As is maybe obvious, close reading is likewise what can be seen of texts by the naked eye. As is perhaps also obvious, the geocentric model rested implicitly on the premise that the universe was made for humans to experience. Close reading also rests on the premise that texts are made for humans to experience. The text/close reading argument seems more plausible because texts are written by people for people… right? Well, at least we can say that texts are the product of cultural/social forces as opposed to the natural forces of the universe… right? Instead, if we asserted, in a Latourian sense, that texts are a product of human and nonhuman forces, that they are not necessarily made “for humans” any more than heavenly bodies are.
IF we made such an assertion, then what would we make of the methodology of close reading? What kind of knowledge would we say that it produced? Certainly it could tell us something, in a kind of ethnographic way, about how humans experience texts. And really that’s all close reading ever aspired to be. No one would claim that an interpretation would tell you what a text “really” is. It’s just that we never really gave much thought to there being anything worthwhile about texts beyond our relationship to them.

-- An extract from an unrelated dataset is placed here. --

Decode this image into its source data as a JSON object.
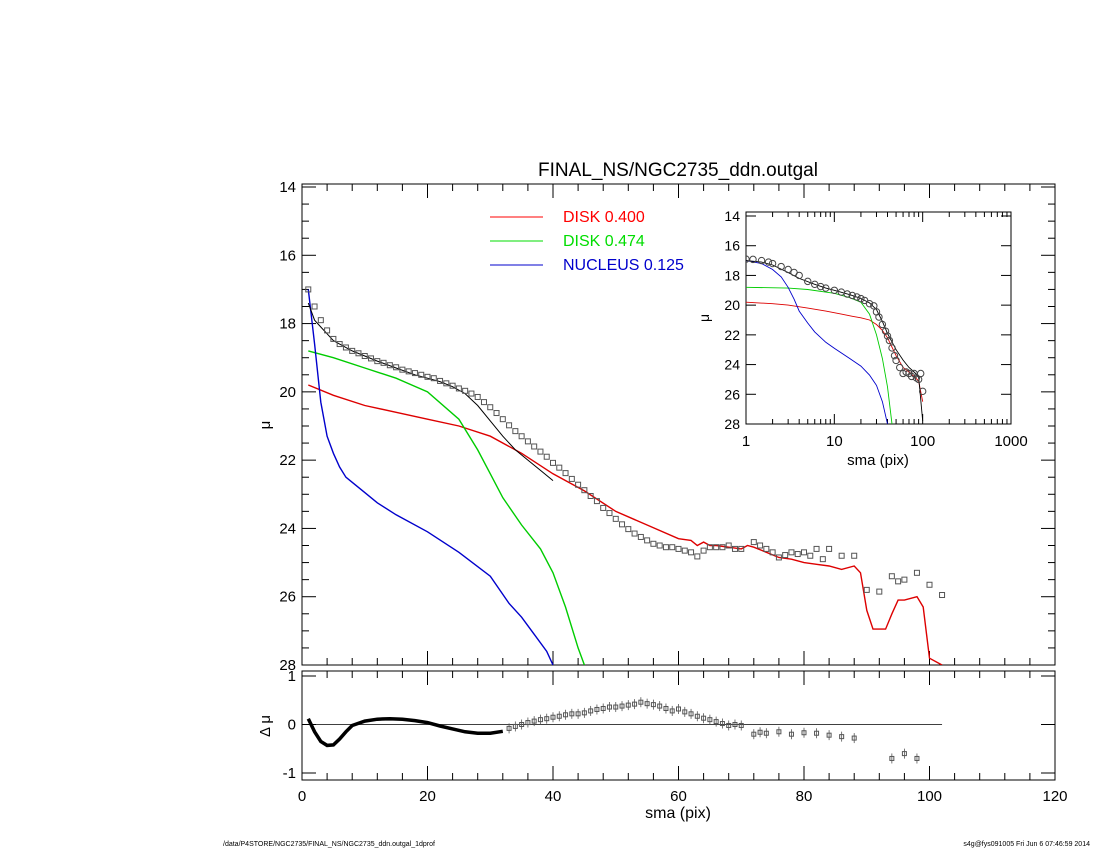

This is what I see in digital humanities: an investigation into how texts operate in a scope that is outside our direct experience with them. (Set aside for a moment, if you will, the correlationism issue.) In this context, I’m not sure how close reading and macroanalysis (to use Jockers’ term) will play together. I’m sure people will continue to be both. It just seems to me that if we accept the ontological premise of macroanalysis then close reading becomes a strange kind of practice, more like astrology than astronomy, imagining that the stars tell us about ourselves.